Both methods accept the 3rd parameter, and if the third argument is null returns a App::abort (403) forbidden, otherwise the third argument is returned, so you can use:

Entrust::routeneedsrole (' admin/advanced* ', ' owner ', redirect::to (' home '));

In addition, the two methods also accept the 4th parameter, which defaults to true, to validate all given roles and permissions. If you set false, the function returns failure only if all permissions and roles have failed validation.
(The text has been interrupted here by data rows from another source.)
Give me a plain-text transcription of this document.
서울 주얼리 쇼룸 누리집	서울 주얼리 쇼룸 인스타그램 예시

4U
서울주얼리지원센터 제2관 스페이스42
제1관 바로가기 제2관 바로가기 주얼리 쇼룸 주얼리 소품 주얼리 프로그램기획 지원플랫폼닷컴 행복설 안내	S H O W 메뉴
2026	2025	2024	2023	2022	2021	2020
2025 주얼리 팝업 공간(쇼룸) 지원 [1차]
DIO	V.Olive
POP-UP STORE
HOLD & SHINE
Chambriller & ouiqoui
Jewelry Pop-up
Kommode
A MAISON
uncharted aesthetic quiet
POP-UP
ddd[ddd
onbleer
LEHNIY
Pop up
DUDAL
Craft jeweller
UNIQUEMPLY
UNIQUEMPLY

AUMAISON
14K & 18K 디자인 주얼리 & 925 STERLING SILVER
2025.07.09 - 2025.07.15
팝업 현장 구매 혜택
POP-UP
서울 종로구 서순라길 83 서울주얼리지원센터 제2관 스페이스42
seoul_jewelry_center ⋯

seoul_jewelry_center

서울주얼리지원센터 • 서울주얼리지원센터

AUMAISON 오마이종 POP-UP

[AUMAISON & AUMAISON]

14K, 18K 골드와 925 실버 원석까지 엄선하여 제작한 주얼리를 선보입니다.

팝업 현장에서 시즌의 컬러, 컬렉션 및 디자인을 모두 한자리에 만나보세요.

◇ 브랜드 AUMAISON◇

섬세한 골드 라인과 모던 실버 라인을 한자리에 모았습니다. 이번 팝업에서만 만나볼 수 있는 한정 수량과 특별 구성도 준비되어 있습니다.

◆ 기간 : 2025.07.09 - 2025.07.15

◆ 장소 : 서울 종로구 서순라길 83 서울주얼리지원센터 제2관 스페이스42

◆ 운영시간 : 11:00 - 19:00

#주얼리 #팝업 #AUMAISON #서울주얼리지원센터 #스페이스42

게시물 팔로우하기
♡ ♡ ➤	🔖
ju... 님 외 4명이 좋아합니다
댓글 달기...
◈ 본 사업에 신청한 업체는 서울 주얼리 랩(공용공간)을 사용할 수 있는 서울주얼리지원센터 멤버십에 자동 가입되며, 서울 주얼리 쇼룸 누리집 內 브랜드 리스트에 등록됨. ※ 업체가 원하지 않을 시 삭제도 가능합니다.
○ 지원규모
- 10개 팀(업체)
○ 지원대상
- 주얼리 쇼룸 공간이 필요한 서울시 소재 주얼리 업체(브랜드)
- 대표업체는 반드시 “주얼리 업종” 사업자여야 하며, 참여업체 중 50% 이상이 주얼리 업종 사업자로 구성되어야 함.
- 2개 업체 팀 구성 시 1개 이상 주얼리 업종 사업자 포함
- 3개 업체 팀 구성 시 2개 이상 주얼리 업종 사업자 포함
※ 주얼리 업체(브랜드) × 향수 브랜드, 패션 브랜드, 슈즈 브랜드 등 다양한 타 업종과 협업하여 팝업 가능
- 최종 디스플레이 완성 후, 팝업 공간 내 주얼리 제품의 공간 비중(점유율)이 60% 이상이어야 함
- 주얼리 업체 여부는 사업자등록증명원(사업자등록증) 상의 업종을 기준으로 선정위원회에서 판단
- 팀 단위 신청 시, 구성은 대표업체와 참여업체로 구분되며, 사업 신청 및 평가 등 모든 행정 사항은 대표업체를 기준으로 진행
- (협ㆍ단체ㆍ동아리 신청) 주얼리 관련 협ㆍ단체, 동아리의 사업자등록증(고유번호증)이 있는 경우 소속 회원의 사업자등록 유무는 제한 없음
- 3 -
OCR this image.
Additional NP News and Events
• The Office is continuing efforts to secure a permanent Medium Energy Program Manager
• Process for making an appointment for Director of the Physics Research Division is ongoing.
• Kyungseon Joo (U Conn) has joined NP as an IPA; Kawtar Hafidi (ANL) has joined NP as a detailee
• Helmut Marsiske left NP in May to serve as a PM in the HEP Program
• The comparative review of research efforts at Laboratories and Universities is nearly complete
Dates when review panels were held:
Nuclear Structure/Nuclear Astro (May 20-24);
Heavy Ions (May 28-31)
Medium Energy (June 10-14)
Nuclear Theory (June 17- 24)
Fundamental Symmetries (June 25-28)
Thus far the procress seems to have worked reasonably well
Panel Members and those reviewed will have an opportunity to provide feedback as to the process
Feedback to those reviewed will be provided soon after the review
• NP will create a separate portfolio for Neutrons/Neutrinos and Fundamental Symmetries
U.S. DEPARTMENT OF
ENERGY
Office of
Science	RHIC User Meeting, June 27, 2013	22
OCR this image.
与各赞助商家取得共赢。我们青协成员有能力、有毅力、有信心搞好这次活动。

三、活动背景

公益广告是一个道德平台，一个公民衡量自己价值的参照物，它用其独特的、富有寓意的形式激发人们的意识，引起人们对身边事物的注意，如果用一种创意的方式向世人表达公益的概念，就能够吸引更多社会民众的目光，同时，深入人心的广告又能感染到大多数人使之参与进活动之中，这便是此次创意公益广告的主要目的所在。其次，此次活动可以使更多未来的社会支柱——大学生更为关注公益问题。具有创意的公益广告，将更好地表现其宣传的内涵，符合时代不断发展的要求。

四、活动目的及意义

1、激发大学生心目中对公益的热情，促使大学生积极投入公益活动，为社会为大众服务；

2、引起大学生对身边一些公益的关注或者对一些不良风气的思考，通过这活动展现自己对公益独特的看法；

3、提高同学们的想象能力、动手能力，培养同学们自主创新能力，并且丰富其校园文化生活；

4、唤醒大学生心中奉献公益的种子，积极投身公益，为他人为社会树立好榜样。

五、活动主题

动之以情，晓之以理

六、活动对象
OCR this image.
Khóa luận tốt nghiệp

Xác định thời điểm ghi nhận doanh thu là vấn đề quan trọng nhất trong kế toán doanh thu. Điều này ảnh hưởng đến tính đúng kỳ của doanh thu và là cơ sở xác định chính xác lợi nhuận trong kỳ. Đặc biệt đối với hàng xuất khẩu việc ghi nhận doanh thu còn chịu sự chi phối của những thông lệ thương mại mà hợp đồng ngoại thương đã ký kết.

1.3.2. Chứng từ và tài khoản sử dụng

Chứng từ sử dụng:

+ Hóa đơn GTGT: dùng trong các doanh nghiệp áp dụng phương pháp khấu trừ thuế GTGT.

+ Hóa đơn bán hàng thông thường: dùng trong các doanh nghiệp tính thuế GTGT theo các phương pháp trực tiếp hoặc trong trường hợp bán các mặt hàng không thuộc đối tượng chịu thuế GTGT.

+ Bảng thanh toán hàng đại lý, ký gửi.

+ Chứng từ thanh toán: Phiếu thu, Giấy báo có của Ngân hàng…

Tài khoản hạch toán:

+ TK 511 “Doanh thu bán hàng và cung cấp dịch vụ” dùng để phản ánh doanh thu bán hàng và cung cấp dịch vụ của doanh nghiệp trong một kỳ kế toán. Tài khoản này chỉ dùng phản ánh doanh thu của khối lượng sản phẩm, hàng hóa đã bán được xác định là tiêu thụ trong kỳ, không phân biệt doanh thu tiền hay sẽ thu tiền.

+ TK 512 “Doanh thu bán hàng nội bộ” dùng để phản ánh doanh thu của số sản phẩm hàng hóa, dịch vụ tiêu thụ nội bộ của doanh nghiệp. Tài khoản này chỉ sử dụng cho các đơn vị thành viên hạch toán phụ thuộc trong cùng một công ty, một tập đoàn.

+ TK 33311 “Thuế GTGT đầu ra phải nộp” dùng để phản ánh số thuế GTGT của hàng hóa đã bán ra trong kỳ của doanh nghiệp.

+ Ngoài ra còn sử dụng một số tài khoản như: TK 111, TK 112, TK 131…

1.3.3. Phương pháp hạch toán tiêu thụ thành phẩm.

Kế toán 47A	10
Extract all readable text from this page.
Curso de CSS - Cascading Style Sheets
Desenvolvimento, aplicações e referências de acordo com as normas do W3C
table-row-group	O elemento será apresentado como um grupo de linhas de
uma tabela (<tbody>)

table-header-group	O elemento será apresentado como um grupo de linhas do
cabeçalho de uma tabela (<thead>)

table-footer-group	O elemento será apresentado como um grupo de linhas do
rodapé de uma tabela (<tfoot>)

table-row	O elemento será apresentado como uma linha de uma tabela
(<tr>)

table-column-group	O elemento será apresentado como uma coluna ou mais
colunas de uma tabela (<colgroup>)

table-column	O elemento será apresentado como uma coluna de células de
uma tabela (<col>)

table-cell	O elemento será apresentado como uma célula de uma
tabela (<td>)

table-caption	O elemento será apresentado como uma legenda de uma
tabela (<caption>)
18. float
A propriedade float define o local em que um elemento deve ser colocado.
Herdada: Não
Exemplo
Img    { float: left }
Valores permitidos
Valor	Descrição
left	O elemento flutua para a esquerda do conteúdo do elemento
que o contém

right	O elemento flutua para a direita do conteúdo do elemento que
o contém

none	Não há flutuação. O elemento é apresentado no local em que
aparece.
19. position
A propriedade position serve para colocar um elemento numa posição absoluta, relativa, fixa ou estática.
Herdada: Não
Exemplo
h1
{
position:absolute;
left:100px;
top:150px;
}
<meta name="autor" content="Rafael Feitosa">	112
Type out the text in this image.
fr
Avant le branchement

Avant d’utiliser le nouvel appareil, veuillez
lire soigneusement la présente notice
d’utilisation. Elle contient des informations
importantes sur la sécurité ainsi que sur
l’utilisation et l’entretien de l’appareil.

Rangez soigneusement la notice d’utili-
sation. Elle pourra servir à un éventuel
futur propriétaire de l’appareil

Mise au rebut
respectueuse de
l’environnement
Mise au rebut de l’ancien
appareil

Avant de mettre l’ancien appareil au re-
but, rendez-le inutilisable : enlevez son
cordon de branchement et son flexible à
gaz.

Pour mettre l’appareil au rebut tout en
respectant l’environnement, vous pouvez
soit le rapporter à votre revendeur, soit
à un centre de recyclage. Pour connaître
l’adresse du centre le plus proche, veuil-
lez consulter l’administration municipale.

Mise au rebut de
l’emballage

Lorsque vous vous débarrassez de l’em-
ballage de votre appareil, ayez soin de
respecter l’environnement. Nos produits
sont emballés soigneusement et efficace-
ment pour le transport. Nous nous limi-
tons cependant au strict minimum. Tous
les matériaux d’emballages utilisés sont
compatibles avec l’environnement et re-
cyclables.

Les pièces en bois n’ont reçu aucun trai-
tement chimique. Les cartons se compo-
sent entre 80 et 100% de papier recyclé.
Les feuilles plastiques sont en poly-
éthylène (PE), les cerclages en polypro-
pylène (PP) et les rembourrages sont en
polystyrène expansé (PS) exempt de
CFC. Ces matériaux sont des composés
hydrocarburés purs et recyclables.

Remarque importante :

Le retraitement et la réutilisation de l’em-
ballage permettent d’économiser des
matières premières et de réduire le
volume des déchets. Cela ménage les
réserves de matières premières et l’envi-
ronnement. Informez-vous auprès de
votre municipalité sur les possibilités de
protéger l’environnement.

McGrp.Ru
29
This is useful for background programs that need to allow access to multiple groups:

If a user has ' create-post ', ' edit-comment ', or both they would have access
Entrust::routeneedspermission (' admin/post* ', Array (' Create-post ', ' edit-comment '), NULL, FALSE);
If a user is a member of ' owner ', ' writer ', or both they would have access
Entrust::routeneedsrole (' admin/advanced* ', Array (' owner ', ' writer '), NULL, FALSE);
If a user is a member of ' owner ', ' writer ', or both, or the user has ' create-post ', ' edit-comment ' they would have access
If the 4th parameter is true then the user must are a member of Role and must have Permission
Entrust::routeneedsroleorpermission (
' Admin/advanced* ',
Array (' owner ', ' writer '),
Array (' Create-post ', ' edit-comment '),
Null
False
);

Route filtering

Entrust role/permission filtering can use facade:

Route::filter (' manage_posts ', function ()
{
Check the current user
if (! Entrust::can (' Create-post ')) {
Return redirect::to (' admin ');
}
});
Only users with roles that has the ' manage_posts ' permission would be a able to access any admin/post route
Route::when (' admin/post* ', ' manage_posts ');

To verify a role using filtering:

Route::filter (' Owner_role ', function ()
{
Check the current user
if (! Entrust::hasrole (' Owner ')) {
App::abort (403);
}
});
Only owners'll has access to routes within admin/advanced
Route::when (' admin/advanced* ', ' owner_role ');

Entrust is a concise and flexible way to add role-based permissions to Laravel5.